On this dayMay 19, 1918
Mary Turner, Pregnant, Lynched in Georgia for Publicly Criticizing Husband's Lynching
On May 19, 1918, a white mob from Brooks County, Georgia, lynched Mary Turner, a Black woman who was eight months pregnant, at Folsom’s Bridge 16 miles north of Valdosta for speaking publicly against the lynching of her husband the day before. The mob bound her feet, hanged her from a tree with her head facing down, threw gasoline on her, and burned the clothes off her body. Mrs. Turner was still alive when the mob took a large butcher’s knife to her abdomen, cutting the unborn baby from her body. When the baby fell from Mary Turner, a member of the mob crushed the crying baby’s head with his foot. The mob then riddled Mrs. Turner’s body with hundreds of bullets, killing her.
Mary Turner’s husband, Hayes Turner, had been lynched the day before. Hayes Turner was accused of being an accomplice in the killing of a notorious white farmer, Hampton Smith, who was well known for his abuse of Black farm workers. Mr. Smith would bail Black people accused of petty crimes out of jail and then require them to work off the fine at his farm. Sidney Johnson, a Black man working to pay a legal fee for “rolling dice,” confessed to killing Mr. Smith during a quarrel about being overworked. Police officers killed Mr. Johnson in a shootout. When news reached the white community, Mr. Turner and other Black farm workers who had previously been abused by Mr. Smith were targeted and accused of conspiracy.

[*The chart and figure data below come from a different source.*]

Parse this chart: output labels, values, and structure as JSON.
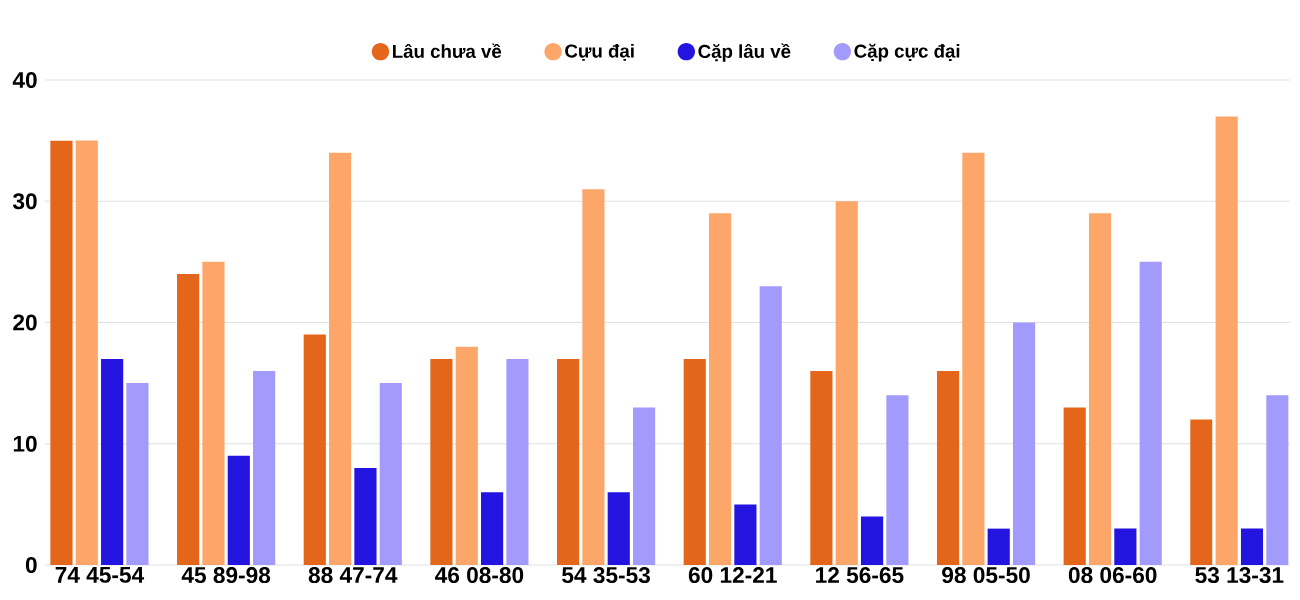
{
  "chart_data": {
    "type": "bar",
    "categories": [
      "74 45-54",
      "45 89-98",
      "88 47-74",
      "46 08-80",
      "54 35-53",
      "60 12-21",
      "12 56-65",
      "98 05-50",
      "08 06-60",
      "53 13-31"
    ],
    "series": [
      {
        "name": "Lâu chưa về",
        "color": "#e4661a",
        "values": [
          35,
          24,
          19,
          17,
          17,
          17,
          16,
          16,
          13,
          12
        ]
      },
      {
        "name": "Cựu đại",
        "color": "#fda66a",
        "values": [
          35,
          25,
          34,
          18,
          31,
          29,
          30,
          34,
          29,
          37
        ]
      },
      {
        "name": "Cặp lâu về",
        "color": "#2414e0",
        "values": [
          17,
          9,
          8,
          6,
          6,
          5,
          4,
          3,
          3,
          3
        ]
      },
      {
        "name": "Cặp cực đại",
        "color": "#a39bfb",
        "values": [
          15,
          16,
          15,
          17,
          13,
          23,
          14,
          20,
          25,
          14
        ]
      }
    ],
    "ylim": [
      0,
      40
    ],
    "yticks": [
      0,
      10,
      20,
      30,
      40
    ],
    "grid": "y",
    "legend": "top"
  }
}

Many Black people during this time were lynched based on mere accusations of murder against white people. The same was true here, as at least seven confirmed Black individuals were lynched by the white mob in response to Hampton Smith’s death, inflicting community-wide racial terror violence.
Mrs. Turner was grieving and spoke out against her husband’s death, promising to take legal action. Enraged by this, the white mob made an example out of Mrs. Turner, despite having no reason to fear actual legal repercussions from her promise as Black people at the time were not afforded judicial process. The white mob lynched Mary Turner and her unborn child to maintain white supremacy, silence her, and communicate to the Black community that no dissent from the racial order would be tolerated. No member of the mob was ever held accountable for the lynching of Mary Turner and her unborn baby.
The grotesque slaughter of a Black woman eight months pregnant reveals a great deal about the way in which Black women were dehumanized with impunity. EJI has documented 594 racial terror lynchings between 1877 and 1950 in the state of Georgia. Brooks County had the third highest number of documented racial terror lynchings.